I waved up at him, “Hi, Uncle St-oooooooah!” Uncle Stern grabbed my wrist and dragged me to my feet.
“It’s Kevin’s birthday, yes?”
Dad got up, holding a croissant. “Not for another eight months, old chap.”
“I’ll take him for his birthday treat.”
I giggled as Uncle Stern put me in a headlock.
“Ah, a pre-emptive strike, eh?” Dad said and jabbed his brother’s arm.
“Just meet us by the car,” Mum muttered as she typed her pin number into the machine, her leg ready to roundhouse the shop assistant if she looked.
“You’re going away with Uncle Stern,” Tammy said above the carrots.
“Can we have nachos?” I asked.
“Nrrgh!” my uncle grunted as he pulled me past the checkouts.
“Bye, Dad!” I shouted as the headlock loosened slightly.
“Don’t buy him a sandwich toaster!” Dad called, “That’s what I’m getting him!”
“Bye!” I waved again, giggling happily at the thought of my coming adventure with Uncle Stern.
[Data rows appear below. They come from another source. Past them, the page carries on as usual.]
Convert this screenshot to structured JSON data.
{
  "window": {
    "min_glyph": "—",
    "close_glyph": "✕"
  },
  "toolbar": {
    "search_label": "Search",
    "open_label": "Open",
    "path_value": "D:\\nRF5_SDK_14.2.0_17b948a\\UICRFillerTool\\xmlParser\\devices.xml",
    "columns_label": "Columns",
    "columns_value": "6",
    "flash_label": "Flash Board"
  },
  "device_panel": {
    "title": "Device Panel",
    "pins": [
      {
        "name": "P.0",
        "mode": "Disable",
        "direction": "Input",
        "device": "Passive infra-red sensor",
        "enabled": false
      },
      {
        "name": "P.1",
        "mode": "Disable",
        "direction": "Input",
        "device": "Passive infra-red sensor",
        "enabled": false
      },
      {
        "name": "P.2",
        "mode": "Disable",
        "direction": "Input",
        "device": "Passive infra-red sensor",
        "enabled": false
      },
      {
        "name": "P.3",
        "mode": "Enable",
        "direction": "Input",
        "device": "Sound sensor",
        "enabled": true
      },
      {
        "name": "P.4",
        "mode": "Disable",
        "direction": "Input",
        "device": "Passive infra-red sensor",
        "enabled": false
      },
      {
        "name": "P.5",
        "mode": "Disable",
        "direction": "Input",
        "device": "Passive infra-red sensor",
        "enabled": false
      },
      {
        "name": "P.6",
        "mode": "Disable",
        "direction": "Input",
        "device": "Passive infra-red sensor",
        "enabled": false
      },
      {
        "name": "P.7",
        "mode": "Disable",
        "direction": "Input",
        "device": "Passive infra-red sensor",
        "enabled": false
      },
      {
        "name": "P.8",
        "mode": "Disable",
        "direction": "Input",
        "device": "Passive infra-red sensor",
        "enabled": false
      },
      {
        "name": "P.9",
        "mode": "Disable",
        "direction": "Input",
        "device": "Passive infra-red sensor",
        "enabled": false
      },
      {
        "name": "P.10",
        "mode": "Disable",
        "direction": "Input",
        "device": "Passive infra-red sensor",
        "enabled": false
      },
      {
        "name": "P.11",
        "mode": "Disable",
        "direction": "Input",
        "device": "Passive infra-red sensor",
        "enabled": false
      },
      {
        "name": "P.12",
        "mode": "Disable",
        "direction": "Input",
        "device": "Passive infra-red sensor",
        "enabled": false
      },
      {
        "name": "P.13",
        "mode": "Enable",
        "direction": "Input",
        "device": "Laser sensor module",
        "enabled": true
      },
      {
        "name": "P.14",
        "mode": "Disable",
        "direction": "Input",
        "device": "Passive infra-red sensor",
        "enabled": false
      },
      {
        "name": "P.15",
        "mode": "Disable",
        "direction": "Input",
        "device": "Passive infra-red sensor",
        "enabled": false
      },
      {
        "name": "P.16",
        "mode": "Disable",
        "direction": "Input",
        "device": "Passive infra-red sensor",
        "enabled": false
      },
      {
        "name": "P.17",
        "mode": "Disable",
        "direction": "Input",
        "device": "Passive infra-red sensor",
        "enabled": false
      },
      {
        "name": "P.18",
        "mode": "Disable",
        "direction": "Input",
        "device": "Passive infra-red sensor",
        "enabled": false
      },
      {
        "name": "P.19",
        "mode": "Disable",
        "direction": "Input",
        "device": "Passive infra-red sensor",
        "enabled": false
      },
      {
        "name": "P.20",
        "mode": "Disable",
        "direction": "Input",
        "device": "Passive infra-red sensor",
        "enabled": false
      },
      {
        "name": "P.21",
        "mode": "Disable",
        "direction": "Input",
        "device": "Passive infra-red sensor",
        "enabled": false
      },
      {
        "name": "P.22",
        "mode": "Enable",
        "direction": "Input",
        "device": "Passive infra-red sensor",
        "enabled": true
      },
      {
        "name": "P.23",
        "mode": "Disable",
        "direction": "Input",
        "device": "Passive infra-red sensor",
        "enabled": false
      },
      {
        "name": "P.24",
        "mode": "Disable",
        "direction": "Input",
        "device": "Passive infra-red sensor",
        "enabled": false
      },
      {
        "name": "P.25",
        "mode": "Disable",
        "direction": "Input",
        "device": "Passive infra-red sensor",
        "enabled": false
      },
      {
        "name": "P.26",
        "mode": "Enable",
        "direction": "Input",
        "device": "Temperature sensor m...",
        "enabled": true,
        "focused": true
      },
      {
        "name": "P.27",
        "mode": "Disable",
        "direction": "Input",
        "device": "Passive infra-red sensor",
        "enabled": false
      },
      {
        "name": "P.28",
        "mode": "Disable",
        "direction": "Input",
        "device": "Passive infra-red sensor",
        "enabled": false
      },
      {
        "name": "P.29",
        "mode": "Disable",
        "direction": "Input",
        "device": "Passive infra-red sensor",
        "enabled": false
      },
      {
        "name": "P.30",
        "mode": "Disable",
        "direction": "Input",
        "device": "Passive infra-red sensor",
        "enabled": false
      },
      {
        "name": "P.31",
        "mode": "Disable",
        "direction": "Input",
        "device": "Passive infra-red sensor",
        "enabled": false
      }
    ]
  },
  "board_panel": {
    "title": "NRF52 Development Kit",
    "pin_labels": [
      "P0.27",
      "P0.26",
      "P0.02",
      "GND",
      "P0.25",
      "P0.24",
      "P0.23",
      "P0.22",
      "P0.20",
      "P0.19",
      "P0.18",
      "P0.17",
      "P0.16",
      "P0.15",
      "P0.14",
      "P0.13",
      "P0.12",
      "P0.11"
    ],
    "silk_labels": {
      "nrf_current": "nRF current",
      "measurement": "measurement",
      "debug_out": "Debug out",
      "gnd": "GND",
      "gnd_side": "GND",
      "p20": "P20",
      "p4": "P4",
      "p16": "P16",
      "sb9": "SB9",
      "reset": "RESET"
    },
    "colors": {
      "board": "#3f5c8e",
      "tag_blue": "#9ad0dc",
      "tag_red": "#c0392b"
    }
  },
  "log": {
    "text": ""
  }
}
Unfortunately, I spent the next nine days locked in a cupboard as Uncle Stern harvested my bodily fluids. Then he stabbed me in the neck and left me to die. It turns out he was a child abuser. That’s someone who takes you on very bad adventures. Supermarkets employ them ironically, I’ve been told – mostly to stop kids throwing tantrums. I’ve never trusted child abusers.
CHAPTER FOUR – My adventures in the cupboard
As well as being a child abuser, Uncle Stern was a painter. But not a very good one, cos he didn’t use paint. He used other things like blood, sweat and bile from slaughtered animals which he had shipped to his workshop on the other side of town. I remember once, last summer, when I went to visit him because I was selling shortbread, he smeared a dead bird and some cat poo on a canvas and said he was “paying homage to the primordial soup of creation”. Yeah, my family tends to talk like that. I come from a long line of artists and eccentrics and Stern was very eccentric, even before he locked me in a cupboard and stabbed me in the neck. I suppose instead of a painter you could call him a poo-er, but Dad says that’s the Jamaican word for electricity, so it can’t be right.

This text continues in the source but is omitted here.